Suppose I have two dataframes like:

let df_1 = df! {
        "1" => [1,   2,   2,   3,   4,   3],
        "2" => [1,   4,   2,   3,   4,   3],
        "3" => [1,   2,   6,   3,   4,   3],
    }
    .unwrap();

    let mut df_2 = df_1.clone();
    for idx in 0..df_2.width() {
        df_2.apply_at_idx(idx, |s| {
            s.cummax(false)
                .shift(1)
                .fill_null(FillNullStrategy::Zero)
                .unwrap()
        })
        .unwrap();
    }

    println!("{:#?}", df_1);
    println!("{:#?}", df_2);

shape: (6, 3)
┌─────┬─────┬─────┐
│ 1   ┆ 2   ┆ 3   │
│ --- ┆ --- ┆ --- │
│ i32 ┆ i32 ┆ i32 │
╞═════╪═════╪═════╡
│ 1   ┆ 1   ┆ 1   │
├╌╌╌╌╌┼╌╌╌╌╌┼╌╌╌╌╌┤
│ 2   ┆ 4   ┆ 2   │
├╌╌╌╌╌┼╌╌╌╌╌┼╌╌╌╌╌┤
│ 2   ┆ 2   ┆ 6   │
├╌╌╌╌╌┼╌╌╌╌╌┼╌╌╌╌╌┤
│ 3   ┆ 3   ┆ 3   │
├╌╌╌╌╌┼╌╌╌╌╌┼╌╌╌╌╌┤
│ 4   ┆ 4   ┆ 4   │
├╌╌╌╌╌┼╌╌╌╌╌┼╌╌╌╌╌┤
│ 3   ┆ 3   ┆ 3   │
└─────┴─────┴─────┘
shape: (6, 3)
┌─────┬─────┬─────┐
│ 1   ┆ 2   ┆ 3   │
│ --- ┆ --- ┆ --- │
│ i32 ┆ i32 ┆ i32 │
╞═════╪═════╪═════╡
│ 0   ┆ 0   ┆ 0   │
├╌╌╌╌╌┼╌╌╌╌╌┼╌╌╌╌╌┤
│ 1   ┆ 1   ┆ 1   │
├╌╌╌╌╌┼╌╌╌╌╌┼╌╌╌╌╌┤
│ 2   ┆ 4   ┆ 2   │
├╌╌╌╌╌┼╌╌╌╌╌┼╌╌╌╌╌┤
│ 2   ┆ 4   ┆ 6   │
├╌╌╌╌╌┼╌╌╌╌╌┼╌╌╌╌╌┤
│ 3   ┆ 4   ┆ 6   │
├╌╌╌╌╌┼╌╌╌╌╌┼╌╌╌╌╌┤
│ 4   ┆ 4   ┆ 6   │
└─────┴─────┴─────┘

and I want to compare them such that I end up with a boolean dataframe I can use as a predicate for a selection and aggregation:

shape: (6, 3)
┌───────┬───────┬───────┐
│ 1     ┆ 2     ┆ 3     │
│ ---   ┆ ---   ┆ ---   │
│ bool  ┆ bool  ┆ bool  │
╞═══════╪═══════╪═══════╡
│ true  ┆ true  ┆ true  │
├╌╌╌╌╌╌╌┼╌╌╌╌╌╌╌┼╌╌╌╌╌╌╌┤
│ true  ┆ true  ┆ true  │
├╌╌╌╌╌╌╌┼╌╌╌╌╌╌╌┼╌╌╌╌╌╌╌┤
│ true  ┆ false ┆ true  │
├╌╌╌╌╌╌╌┼╌╌╌╌╌╌╌┼╌╌╌╌╌╌╌┤
│ true  ┆ false ┆ false │
├╌╌╌╌╌╌╌┼╌╌╌╌╌╌╌┼╌╌╌╌╌╌╌┤
│ true  ┆ true  ┆ false │
├╌╌╌╌╌╌╌┼╌╌╌╌╌╌╌┼╌╌╌╌╌╌╌┤
│ false ┆ false ┆ false │
└───────┴───────┴───────┘

In Python Pandas I might do df.where(df_1.ge(df_2)).sum().sum(). What's the idiomatic way to do that with Rust Pola-rs?

CodePudding user response：

It took me the longest time to figure out how to even do elementwise addition in polars. I guess that's just not the "normal" way to use these things as in principle the columns can have different data types.

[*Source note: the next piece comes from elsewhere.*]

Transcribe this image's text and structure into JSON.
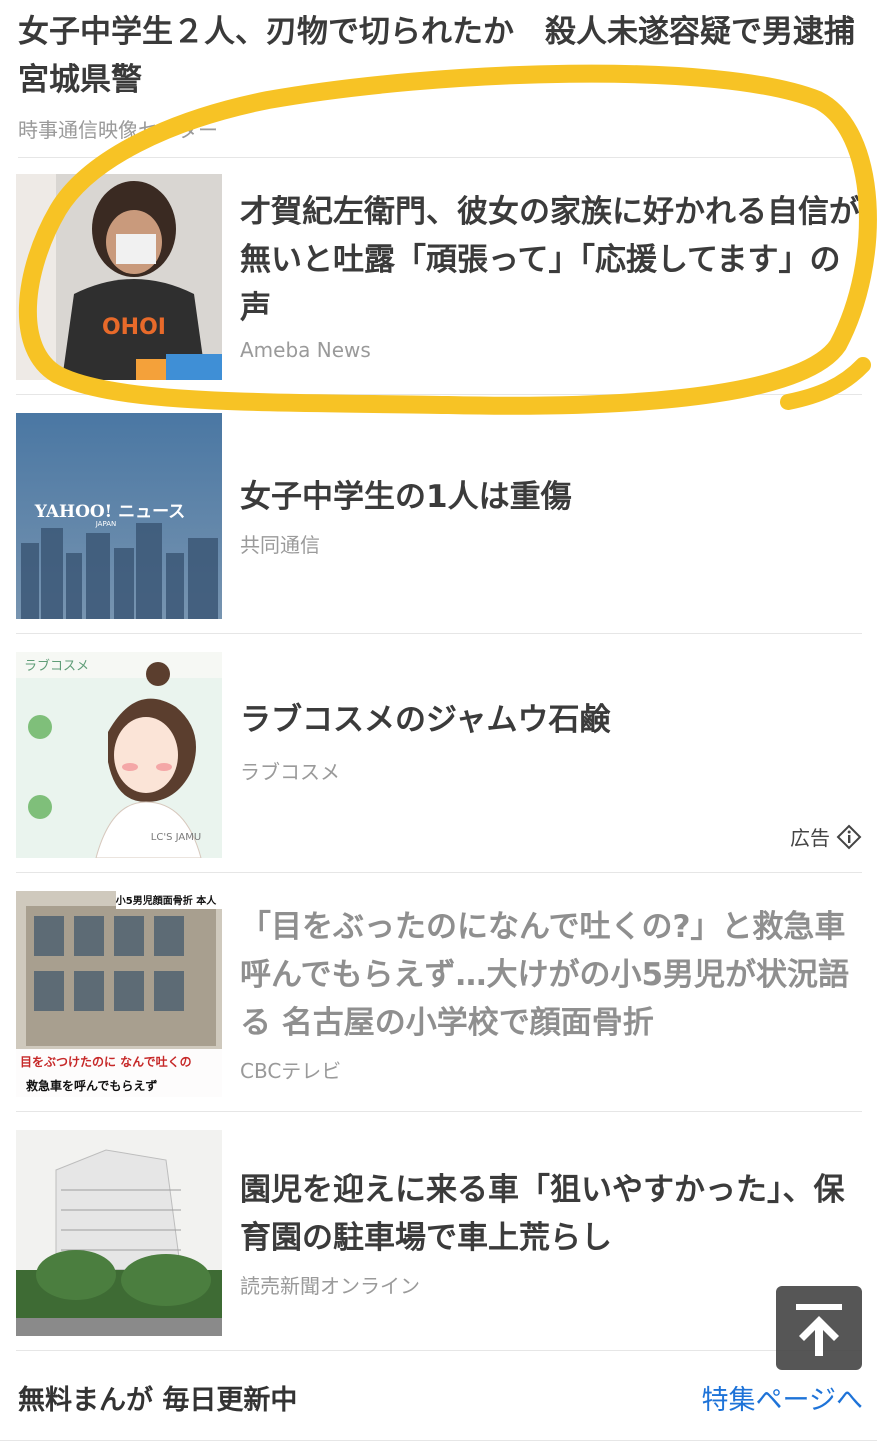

So. I asked ChatGPT. Wait. Don't ban me yet. ChatGPT messed it up and gave the wrong answer anyway. But it pointed me in the right direction. It wanted to just call zip and map on the dataframe directly. That doesn't work.

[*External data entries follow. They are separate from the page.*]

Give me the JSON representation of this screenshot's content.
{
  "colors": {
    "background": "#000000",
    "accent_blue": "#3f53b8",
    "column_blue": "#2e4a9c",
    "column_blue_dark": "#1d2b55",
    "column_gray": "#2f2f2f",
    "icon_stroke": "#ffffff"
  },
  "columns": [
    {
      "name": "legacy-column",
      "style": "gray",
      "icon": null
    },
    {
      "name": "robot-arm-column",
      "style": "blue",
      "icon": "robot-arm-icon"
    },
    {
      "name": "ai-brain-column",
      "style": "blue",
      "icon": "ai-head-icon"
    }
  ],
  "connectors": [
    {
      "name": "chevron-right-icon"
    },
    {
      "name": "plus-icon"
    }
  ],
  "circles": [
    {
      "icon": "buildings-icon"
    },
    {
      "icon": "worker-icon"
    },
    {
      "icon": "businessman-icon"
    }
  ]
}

But. df has a method iter() that gives you an iterater over all the columns. The columns are Series, and for those you have all sorts of elementwise operations implemented.

Long story short

let df = df!("A" => &[1, 2, 3], "B" => &[4, 5, 6]).unwrap();
let df2 = df!("A" => &[6, 5, 4], "B" => &[3, 2, 1]).unwrap();

let df3 = DataFrame::new(
            df.iter()
              .zip(df2.iter())
              .map(|(series1, series2)| series1.gt(series2).unwrap())
              .collect());

That gives you your boolean array. From here, I assume it should be possible to figure out how to use that for indexing. Probably another use of df.iter().zip(df3) or whatever.